Selain membaca, menulis sesungguhnya merupakan tradisi Islam. Perintah membaca, baik membaca ayat-ayat tanziliah maupun kawniyah; yang tersirat maupun yang tersurat, merupakan ayat al-Quran yang pertama turun. Dari membaca didapat pengetahuan. Lalu, dengan semangat keilmuan guna meraih pahala jariyah pengetahuan itu ditulis, diajarkan dan disebarkan.

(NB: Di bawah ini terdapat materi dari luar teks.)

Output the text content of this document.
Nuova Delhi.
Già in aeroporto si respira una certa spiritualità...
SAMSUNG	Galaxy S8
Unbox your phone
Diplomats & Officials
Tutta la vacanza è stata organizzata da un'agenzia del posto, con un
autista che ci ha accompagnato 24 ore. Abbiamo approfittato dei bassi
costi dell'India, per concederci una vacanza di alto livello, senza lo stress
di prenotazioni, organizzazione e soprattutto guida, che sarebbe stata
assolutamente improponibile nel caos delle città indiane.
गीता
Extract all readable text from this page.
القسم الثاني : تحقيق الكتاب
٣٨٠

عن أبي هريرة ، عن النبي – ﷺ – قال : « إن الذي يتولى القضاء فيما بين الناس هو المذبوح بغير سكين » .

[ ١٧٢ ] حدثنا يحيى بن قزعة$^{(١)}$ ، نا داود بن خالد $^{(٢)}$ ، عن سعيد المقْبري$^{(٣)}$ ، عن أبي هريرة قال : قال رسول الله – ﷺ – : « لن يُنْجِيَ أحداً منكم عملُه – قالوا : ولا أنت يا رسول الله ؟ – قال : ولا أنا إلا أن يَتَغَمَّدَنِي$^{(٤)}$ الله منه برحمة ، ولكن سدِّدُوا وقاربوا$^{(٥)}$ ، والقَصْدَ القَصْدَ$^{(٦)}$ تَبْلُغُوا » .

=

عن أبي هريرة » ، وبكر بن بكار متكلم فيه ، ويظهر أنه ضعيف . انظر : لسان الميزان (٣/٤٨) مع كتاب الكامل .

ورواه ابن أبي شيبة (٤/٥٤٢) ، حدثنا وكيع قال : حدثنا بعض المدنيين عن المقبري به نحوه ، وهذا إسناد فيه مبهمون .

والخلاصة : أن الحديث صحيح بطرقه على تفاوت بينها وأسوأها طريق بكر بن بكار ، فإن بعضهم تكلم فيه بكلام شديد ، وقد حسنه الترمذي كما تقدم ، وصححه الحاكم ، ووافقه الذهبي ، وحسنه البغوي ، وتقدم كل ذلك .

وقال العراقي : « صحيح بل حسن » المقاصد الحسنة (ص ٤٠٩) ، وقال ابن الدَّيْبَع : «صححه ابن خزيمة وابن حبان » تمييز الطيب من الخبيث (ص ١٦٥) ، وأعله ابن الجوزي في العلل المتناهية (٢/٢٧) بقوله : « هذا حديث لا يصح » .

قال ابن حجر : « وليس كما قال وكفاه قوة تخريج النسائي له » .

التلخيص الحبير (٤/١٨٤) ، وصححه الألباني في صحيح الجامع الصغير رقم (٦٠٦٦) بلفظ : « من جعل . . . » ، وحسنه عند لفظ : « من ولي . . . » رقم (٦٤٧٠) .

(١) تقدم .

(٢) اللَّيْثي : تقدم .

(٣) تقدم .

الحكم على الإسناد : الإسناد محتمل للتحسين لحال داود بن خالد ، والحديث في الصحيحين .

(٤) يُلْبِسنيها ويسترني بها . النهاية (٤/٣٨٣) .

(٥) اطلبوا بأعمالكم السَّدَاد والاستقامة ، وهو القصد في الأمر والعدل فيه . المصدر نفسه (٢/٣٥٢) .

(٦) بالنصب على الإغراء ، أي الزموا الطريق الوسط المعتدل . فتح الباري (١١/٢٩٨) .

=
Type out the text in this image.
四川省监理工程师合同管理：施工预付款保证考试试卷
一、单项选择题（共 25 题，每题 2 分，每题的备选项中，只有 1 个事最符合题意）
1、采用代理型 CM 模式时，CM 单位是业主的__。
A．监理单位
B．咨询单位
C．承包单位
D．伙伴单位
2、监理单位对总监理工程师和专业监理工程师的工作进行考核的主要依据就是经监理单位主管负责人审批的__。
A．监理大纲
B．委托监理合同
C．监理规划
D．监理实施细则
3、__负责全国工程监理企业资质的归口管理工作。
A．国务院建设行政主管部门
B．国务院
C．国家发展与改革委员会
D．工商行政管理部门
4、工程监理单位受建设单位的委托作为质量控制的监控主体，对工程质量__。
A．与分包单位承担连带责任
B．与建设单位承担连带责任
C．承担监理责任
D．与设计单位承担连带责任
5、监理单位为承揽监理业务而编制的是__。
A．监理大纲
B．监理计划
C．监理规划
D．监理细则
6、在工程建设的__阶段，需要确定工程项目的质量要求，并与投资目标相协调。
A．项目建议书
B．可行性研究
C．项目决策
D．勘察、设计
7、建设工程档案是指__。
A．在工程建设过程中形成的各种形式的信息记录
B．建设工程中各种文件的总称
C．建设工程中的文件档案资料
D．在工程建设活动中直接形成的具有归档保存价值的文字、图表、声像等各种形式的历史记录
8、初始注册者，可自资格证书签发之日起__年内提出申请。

Pada masa kejayaan Islam, kota-kota seperti Baghdad, Mesir, Makkah, Madinah bahkan Sarajevo masyhur sebagai pusat-pusat pengembangan ilmu pengetahuan. Ke sanalah orang-orang Eropa yang ketika itu masih diselimuti kegelapan selama berabad-abad (dark ages) datang untuk menimba ilmu. Mereka tidak mengalami kesulitan mengkaji ilmu karena semua tertulis dalam kitab-kitab yang mudah dibaca dan tersimpan rapi di perpustakaan-perpustakaan besar.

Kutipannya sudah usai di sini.